In the early 1980s, Kobe began work on Kobe Academic Park, an area of the city with a heavy concentration of universities. Kobe hoped to use this area to facilitate the free exchange of ideas between researchers, students, and city officials. This focus on freedom led many to believe that the Liberty Bell would be a great symbol for this new endeavor. In 1985, Philadelphia presented Kobe with a replica of the Liberty Bell. This new connection led to the creation of the formal Sister City relationship one year later. Kobe and Philadelphia have been sister cities since October 17, 1986.

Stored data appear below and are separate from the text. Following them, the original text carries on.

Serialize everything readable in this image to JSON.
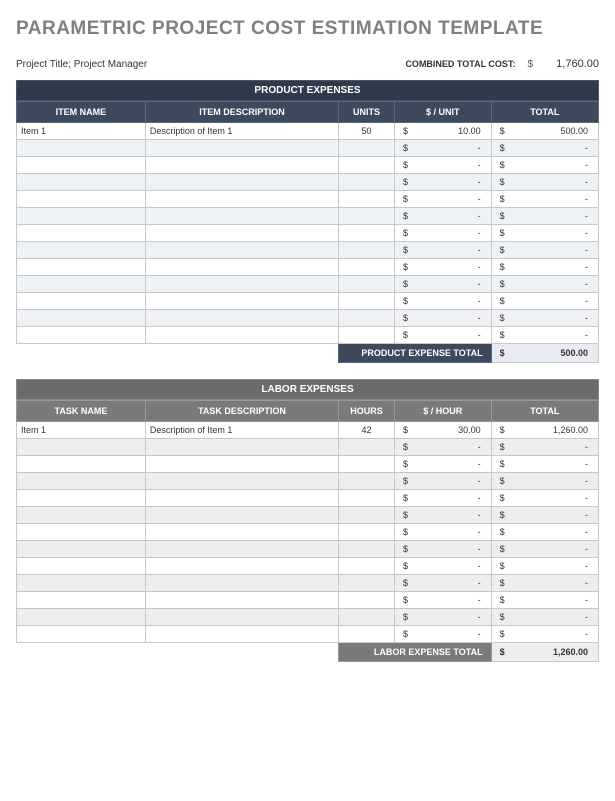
{
  "title": "PARAMETRIC PROJECT COST ESTIMATION TEMPLATE",
  "meta": {
    "project_line": "Project Title; Project Manager",
    "combined_label": "COMBINED TOTAL COST:",
    "combined_dollar": "$",
    "combined_amount": "1,760.00"
  },
  "product": {
    "section_title": "PRODUCT EXPENSES",
    "headers": {
      "name": "ITEM NAME",
      "desc": "ITEM DESCRIPTION",
      "units": "UNITS",
      "rate": "$ / UNIT",
      "total": "TOTAL"
    },
    "rows": [
      {
        "name": "Item 1",
        "desc": "Description of Item 1",
        "units": "50",
        "rate": "10.00",
        "total": "500.00"
      },
      {
        "name": "",
        "desc": "",
        "units": "",
        "rate": "-",
        "total": "-"
      },
      {
        "name": "",
        "desc": "",
        "units": "",
        "rate": "-",
        "total": "-"
      },
      {
        "name": "",
        "desc": "",
        "units": "",
        "rate": "-",
        "total": "-"
      },
      {
        "name": "",
        "desc": "",
        "units": "",
        "rate": "-",
        "total": "-"
      },
      {
        "name": "",
        "desc": "",
        "units": "",
        "rate": "-",
        "total": "-"
      },
      {
        "name": "",
        "desc": "",
        "units": "",
        "rate": "-",
        "total": "-"
      },
      {
        "name": "",
        "desc": "",
        "units": "",
        "rate": "-",
        "total": "-"
      },
      {
        "name": "",
        "desc": "",
        "units": "",
        "rate": "-",
        "total": "-"
      },
      {
        "name": "",
        "desc": "",
        "units": "",
        "rate": "-",
        "total": "-"
      },
      {
        "name": "",
        "desc": "",
        "units": "",
        "rate": "-",
        "total": "-"
      },
      {
        "name": "",
        "desc": "",
        "units": "",
        "rate": "-",
        "total": "-"
      },
      {
        "name": "",
        "desc": "",
        "units": "",
        "rate": "-",
        "total": "-"
      }
    ],
    "total_label": "PRODUCT EXPENSE TOTAL",
    "total_value": "500.00",
    "dollar": "$"
  },
  "labor": {
    "section_title": "LABOR EXPENSES",
    "headers": {
      "name": "TASK NAME",
      "desc": "TASK DESCRIPTION",
      "units": "HOURS",
      "rate": "$ / HOUR",
      "total": "TOTAL"
    },
    "rows": [
      {
        "name": "Item 1",
        "desc": "Description of Item 1",
        "units": "42",
        "rate": "30.00",
        "total": "1,260.00"
      },
      {
        "name": "",
        "desc": "",
        "units": "",
        "rate": "-",
        "total": "-"
      },
      {
        "name": "",
        "desc": "",
        "units": "",
        "rate": "-",
        "total": "-"
      },
      {
        "name": "",
        "desc": "",
        "units": "",
        "rate": "-",
        "total": "-"
      },
      {
        "name": "",
        "desc": "",
        "units": "",
        "rate": "-",
        "total": "-"
      },
      {
        "name": "",
        "desc": "",
        "units": "",
        "rate": "-",
        "total": "-"
      },
      {
        "name": "",
        "desc": "",
        "units": "",
        "rate": "-",
        "total": "-"
      },
      {
        "name": "",
        "desc": "",
        "units": "",
        "rate": "-",
        "total": "-"
      },
      {
        "name": "",
        "desc": "",
        "units": "",
        "rate": "-",
        "total": "-"
      },
      {
        "name": "",
        "desc": "",
        "units": "",
        "rate": "-",
        "total": "-"
      },
      {
        "name": "",
        "desc": "",
        "units": "",
        "rate": "-",
        "total": "-"
      },
      {
        "name": "",
        "desc": "",
        "units": "",
        "rate": "-",
        "total": "-"
      },
      {
        "name": "",
        "desc": "",
        "units": "",
        "rate": "-",
        "total": "-"
      }
    ],
    "total_label": "LABOR EXPENSE TOTAL",
    "total_value": "1,260.00",
    "dollar": "$"
  }
}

In November 2011, Vice Mayor Saburo Nakamura visited Philadelphia with the Vice Chairperson of the Kobe City Assembly and officials to celebrate the 25th anniversary of the Sister City relationship. Their schedule included a visit to University of Pennsylvania, meeting with Epitek, Inc. at the Science Center, a reception at Dilworth Pasxon, LLP and dinner at the Union League hosted by the Japan America Society of Greater Philadelphia. Mayor Nutter also met with them in the Mayor’s Reception Room where they exchanged gifts. In addition to city officials, five high school students and two teachers visited and had homestays with students at Bodine High School.

Both Philadelphia and Kobe are home to major ports and life science incubators. They have similar populations—both around 1.5 million residents. Kobe is famous for its sake brewing; Philadelphia for it’s beer brewing, and both cities have recently gained fame for their “foodie” culture—which goes well beyond Kobe beef and Philly cheesesteaks!